II.—CRETE AND THE ISLANDS OF THE ARCHIPELAGO.
Crete, next to Cyprus, is the largest island inhabited by Greeks. It is a natural dependency of Greece, but treaties made without consulting the wishes of the people have handed it over to the Turks. It is Greek in spite of this, not only because the majority of its inhabitants consider it to be so, but also because of its soil, its climate, and its geographical position. On all sides it is surrounded by deep seas, except towards the north-west, where a submarine plateau joins it to Cythera and the Peloponnesus.
There are few countries in the world more favoured by nature. Its climate is mild, though sometimes too dry in summer; its soil fertile in spite of the waters being swallowed up by the limestone rocks; its harbours spacious and well sheltered; and its scenery exhibits both grandeur and quiet beauty. The position of Crete, at the mouth of the Archipelago, between Europe, Asia, and Africa, seems to have destined that island to become the great commercial emporium of that part of the world. Aristotle already observed this, and, if tradition can be trusted, Crete actually held that position for more than three thousand years. During that time it “ruled the waves;” the Cyclades acknowledged the sway of Minos, its king; Cretan colonists established themselves in Sicily; and Cretan vessels found their way to every part of the Mediterranean. But the island unfortunately became divided into innumerable small republics jealous of each other, and was therefore unable to maintain this commercial supremacy in the face of Dorian and other Greeks. At a subsequent period the Romans subjected the island, and it never recovered its independence. Byzantines, Arabs, Venetians, and Turks have held it in turn, and by each of them it has been laid waste and impoverished.

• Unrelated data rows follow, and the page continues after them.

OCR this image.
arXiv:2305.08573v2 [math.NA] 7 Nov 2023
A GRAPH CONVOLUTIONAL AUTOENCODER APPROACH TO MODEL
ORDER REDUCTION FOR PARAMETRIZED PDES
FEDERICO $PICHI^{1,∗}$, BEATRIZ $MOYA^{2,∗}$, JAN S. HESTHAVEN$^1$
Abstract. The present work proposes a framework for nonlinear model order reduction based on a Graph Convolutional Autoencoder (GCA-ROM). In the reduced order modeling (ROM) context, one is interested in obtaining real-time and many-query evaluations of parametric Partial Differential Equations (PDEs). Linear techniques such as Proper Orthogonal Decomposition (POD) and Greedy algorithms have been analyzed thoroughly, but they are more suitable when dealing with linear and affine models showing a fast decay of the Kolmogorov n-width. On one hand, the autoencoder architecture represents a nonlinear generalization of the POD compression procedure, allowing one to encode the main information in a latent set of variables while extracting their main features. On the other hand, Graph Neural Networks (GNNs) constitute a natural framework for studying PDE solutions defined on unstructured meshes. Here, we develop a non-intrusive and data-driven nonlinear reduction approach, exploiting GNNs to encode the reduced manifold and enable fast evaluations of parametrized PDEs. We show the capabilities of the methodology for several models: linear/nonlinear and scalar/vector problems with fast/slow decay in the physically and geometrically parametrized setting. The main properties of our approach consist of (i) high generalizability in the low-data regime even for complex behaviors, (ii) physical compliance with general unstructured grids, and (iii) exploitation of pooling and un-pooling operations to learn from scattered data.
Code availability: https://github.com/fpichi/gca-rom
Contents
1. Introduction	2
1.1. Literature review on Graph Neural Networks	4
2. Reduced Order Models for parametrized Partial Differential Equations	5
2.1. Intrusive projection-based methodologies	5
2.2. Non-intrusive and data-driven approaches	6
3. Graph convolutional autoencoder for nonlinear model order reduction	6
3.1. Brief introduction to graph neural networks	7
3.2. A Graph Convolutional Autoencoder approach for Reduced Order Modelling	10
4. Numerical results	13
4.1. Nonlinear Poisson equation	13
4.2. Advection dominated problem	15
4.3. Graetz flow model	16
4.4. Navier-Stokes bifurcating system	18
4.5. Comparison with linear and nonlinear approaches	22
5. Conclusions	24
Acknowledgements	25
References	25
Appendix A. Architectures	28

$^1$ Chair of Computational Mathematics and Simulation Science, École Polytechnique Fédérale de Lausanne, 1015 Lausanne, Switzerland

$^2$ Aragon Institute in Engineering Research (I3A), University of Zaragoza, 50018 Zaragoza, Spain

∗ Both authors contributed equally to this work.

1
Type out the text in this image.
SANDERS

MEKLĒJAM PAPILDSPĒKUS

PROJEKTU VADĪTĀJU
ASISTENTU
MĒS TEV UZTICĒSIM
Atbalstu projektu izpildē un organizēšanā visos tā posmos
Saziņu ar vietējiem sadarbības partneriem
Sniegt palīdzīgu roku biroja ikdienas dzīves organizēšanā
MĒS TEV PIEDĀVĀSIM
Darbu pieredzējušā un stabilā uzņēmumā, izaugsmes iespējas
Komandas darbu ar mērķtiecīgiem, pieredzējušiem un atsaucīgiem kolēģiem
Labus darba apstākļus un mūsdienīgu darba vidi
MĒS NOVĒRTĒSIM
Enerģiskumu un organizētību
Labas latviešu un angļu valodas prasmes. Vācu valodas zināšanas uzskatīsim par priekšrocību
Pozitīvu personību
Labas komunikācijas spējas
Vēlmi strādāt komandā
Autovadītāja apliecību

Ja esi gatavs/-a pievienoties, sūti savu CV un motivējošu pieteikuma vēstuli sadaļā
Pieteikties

The elongated shape of the island, and the range of mountains which runs through it from one extremity to the other, enable us to understand how it was that at a time when most Greeks looked upon the walls of their cities as synonymous with the limits of their fatherland, Crete became divided into a multitude of small republics, and how every attempt at federation (“syncretism”) miserably failed. The inhabitants, in fact, were more effectually separated from each other than if they had inhabited a number of small islands forming an archipelago. Most of the coast valleys are enclosed by high mountains, the only easy access to them being from the sea, and communications between the towns occupying their centres are possible only by crossing difficult mountain paths easily defended. In all Crete there exists but one plain deserving the name, viz. that of Messara, to the south of the central mass of mountains. It is the granary of the island, and the Ieropotamo, or “holy river,” which traverses it, has a little water even in the middle of summer. {91}
The contour of Crete corresponds in a remarkable manner with the height of its mountains. Where these are high, the island is broad; where they sink down, it is narrow. In the centre of the island rises Mount Ida (Psiloriti), where Jupiter was educated by the Corybantes, and where his tomb was shown. Its lofty summit, covered with snow almost throughout the year, its gigantic buttresses, and the verdant valleys at its base render it one of the most imposing mountains in the world; but it was still more magnificent in the time of the ancient Greeks, when forests covered its slopes, and justified its being called Mount Ida, or “the wooded.” On the summit of this mountain the whole island lies spread out beneath our feet; the horizon towards the north, from Mount Taygetus to the shores of Asia, is dotted with islands and peninsulas; and in the south a wide expanse of water extends beyond the barren and inhospitable island of Gaudo.